Birmingham is the second largest city in the UK and has the youngest population of any city in Europe. It’s also one of the greenest cities in the UK and in Europe, thanks to its 571 parks. Sustainability has been a key issue for the City for a number of years and we recognise sustainable procurement as a powerful tool to move towards a more low carbon and resource efficient society. The city has significant buying power: our annual procurement budget is approximately £2billion. By taking social and environmental factors into consideration – alongside financial ones – in our purchasing practices, we are using procurement as a mechanism to push towards sustainable development.

We are currently updating our Sustainable Procurement Strategy. There are around 25 qualified procurement professionals working in the council. A Green Commission was set up as a collaborative structure in the area of procurement and energy.

Sustainable procurement is also supported through the Birmingham Business Charter for Social Responsibility, by ensuring all contractors working for the City Council have considered sustainability as a bare minimum. One of the Charter’s six principles is ‘Green & Sustainable’, looking at how organisations aim to protect the environment, minimise waste and energy consumption, and use other resources efficiently. This amongst other tools will help us measure our impact on the environmental, social and economic indicators for the City.

Birmingham is more and more committed to sustainable procurement and we are trying to make as much progress as possible. This is why we have also joined the Procura+ European Sustainable Procurement Network, to exchange with other cities, discuss ideas, learn from others and share our experiences.

Are you also using procurement of innovation?

Birmingham is involved in a number of public procurement of innovation (PPI) projects in order to stimulate innovation. By acting as a launch customer, we boost new markets. We have been one of the cities in the Smart Procurement European Alliance (SPEA) project that promotes the procurement of innovative solutions in municipal buildings.

Birmingham is co-ordinating the CEPPI project, which aims to demonstrate how European cities can achieve energy-related objectives through strategic use of public procurement and specifically through adoption of proven innovation procurement methods.

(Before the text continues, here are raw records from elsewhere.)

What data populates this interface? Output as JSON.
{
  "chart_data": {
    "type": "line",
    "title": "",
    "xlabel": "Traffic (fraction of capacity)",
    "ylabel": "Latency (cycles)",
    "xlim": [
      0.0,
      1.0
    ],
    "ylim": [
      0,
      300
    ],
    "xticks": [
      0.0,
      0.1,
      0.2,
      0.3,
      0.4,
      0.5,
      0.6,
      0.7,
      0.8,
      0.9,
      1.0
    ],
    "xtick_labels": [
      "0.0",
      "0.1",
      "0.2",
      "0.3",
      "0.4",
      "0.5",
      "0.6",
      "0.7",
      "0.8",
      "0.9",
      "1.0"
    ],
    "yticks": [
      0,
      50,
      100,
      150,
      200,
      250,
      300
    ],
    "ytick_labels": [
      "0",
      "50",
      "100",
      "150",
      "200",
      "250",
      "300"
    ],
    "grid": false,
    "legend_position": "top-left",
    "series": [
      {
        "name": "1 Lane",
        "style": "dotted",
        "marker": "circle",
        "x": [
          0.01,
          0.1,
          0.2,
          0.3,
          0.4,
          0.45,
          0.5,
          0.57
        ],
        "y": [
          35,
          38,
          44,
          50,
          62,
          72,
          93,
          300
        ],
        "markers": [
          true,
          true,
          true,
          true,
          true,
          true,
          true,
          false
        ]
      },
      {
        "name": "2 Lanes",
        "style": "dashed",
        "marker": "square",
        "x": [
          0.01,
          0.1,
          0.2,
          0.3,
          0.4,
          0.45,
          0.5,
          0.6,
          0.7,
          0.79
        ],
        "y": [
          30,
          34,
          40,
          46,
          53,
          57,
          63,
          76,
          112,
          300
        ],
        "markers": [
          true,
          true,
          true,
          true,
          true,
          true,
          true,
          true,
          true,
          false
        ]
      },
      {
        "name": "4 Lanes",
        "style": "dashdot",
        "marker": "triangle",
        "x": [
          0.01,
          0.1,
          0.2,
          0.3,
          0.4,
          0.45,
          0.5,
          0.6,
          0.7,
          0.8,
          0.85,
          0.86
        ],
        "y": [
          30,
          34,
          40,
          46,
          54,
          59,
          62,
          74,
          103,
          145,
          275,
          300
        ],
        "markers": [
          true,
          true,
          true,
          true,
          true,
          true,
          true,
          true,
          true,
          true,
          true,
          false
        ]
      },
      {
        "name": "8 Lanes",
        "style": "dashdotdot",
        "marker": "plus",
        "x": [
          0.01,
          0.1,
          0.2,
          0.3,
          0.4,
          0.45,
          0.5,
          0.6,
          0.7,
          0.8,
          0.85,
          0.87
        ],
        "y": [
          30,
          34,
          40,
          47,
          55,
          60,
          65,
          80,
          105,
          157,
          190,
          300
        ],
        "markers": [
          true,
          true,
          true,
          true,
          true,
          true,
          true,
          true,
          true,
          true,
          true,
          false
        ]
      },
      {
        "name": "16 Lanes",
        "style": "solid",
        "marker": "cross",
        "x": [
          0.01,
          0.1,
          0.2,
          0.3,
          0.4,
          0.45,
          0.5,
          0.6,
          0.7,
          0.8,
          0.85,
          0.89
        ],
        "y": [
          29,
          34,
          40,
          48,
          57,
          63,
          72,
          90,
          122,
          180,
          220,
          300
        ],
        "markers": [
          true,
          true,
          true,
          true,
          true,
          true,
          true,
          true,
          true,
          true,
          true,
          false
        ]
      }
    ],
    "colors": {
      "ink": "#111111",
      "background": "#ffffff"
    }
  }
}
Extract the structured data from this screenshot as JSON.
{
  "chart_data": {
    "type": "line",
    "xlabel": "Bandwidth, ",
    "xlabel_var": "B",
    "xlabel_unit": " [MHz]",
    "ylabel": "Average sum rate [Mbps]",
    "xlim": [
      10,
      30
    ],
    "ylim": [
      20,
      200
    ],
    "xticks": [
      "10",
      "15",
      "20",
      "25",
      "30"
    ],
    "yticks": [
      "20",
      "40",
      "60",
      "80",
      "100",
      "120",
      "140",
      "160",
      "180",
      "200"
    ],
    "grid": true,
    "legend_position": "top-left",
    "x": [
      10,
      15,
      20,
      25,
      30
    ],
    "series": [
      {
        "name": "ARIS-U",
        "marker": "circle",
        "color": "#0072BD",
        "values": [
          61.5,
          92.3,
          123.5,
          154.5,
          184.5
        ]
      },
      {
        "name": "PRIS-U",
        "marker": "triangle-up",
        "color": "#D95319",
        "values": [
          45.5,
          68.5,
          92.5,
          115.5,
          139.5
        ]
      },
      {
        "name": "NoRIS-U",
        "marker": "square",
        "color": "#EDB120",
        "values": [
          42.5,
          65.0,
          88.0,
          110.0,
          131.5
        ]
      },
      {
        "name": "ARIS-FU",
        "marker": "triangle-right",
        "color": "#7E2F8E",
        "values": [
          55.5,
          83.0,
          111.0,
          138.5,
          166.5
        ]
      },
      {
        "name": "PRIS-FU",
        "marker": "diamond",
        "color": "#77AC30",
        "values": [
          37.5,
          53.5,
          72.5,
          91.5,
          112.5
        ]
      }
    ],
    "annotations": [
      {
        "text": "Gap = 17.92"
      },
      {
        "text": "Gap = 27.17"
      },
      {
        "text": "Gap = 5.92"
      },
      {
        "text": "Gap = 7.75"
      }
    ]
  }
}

Can you explain more about the CEPPI project and its expected outcomes?

Coordinated Energy Related Public Procurement of Innovation Action for Cities, more commonly known as CEPPI, is a three-year H2020 funded programme which began in April 2015. The five cities involved in the project are Birmingham (UK), Budapest (Hungary), Castelló & Valencia (Spain) and Wrocław (Poland). The cities will intervene in scheduled public tenders to achieve a more sustainable energy outcome. Our concrete objective is to save at least 33 GWh/year. Other expected outcomes are to increase the production of renewable energy, to create a market for innovative energy goods and services, to build capacities in smart, sustainable and innovation procurement, and to inform other public organisations in the CEPPI cities or regions so that they can replicate the actions and outcomes.

What steps have you taken so far?

The cities have undertaken a Public Procurement of Innovation Gap Analysis to assess our current and potential capacity for PPI. This analysis will help in deciding which support actions can better contribute to our goals. The expert partners in the consortium – Jera Consulting, Optimat, Steinbeis-Trasferzentrum EGS and ICLEI European Secretariat – will deliver these trainings and guidance. By doing the analysis, we identified our strengths and weaknesses relating to PPI and set baselines for improvement
Another step taken has been the identification of energy hotspots, that is, product and service sectors where PPI has significant potential to save energy. The energy opportunity reports highlighted a well-developed range of supporting policies and strategies already in place at the City level of the five CEPPI cities. These focused on low carbon, energy efficiency and renewable energy, very much aligned with the EU 2020 climate and energy agenda.

Cities have also shortlisted some upcoming tenders in which PPI could be potentially introduced.

What possible areas of PPI intervention have been identified?

Street lighting looks like an area of interest for most of the cities, including Budapest and Wrocław who are exploring optimum ways to reduce light pollution whilst ensuring safe and well lit urban areas. Birmingham City Council might likely intervene in procurement related to its waste strategy and Multi-Function Devices contracts. Castelló will introduce PPI recommendations in its copiers and prints’ tenders. Valencia will focus on the fountain systems and the sports centres.

What are the main challenges of the CEPPI project?

The main challenge for the CEPPI project is to leave a lasting legacy which will enable Cities to incorporate PPI methodologies/ principles as standard working practices. This will require a significant level of work to move individuals/departments away from their usual modus operandi to a situation where they fully appreciate and realise the benefits of PPI. We are hoping that by intervening in real public tenders with expert involvement supporting, the procurers and commissioners coupled with bespoke PPI training sessions, will create a strong foundation which the Cities can then build upon.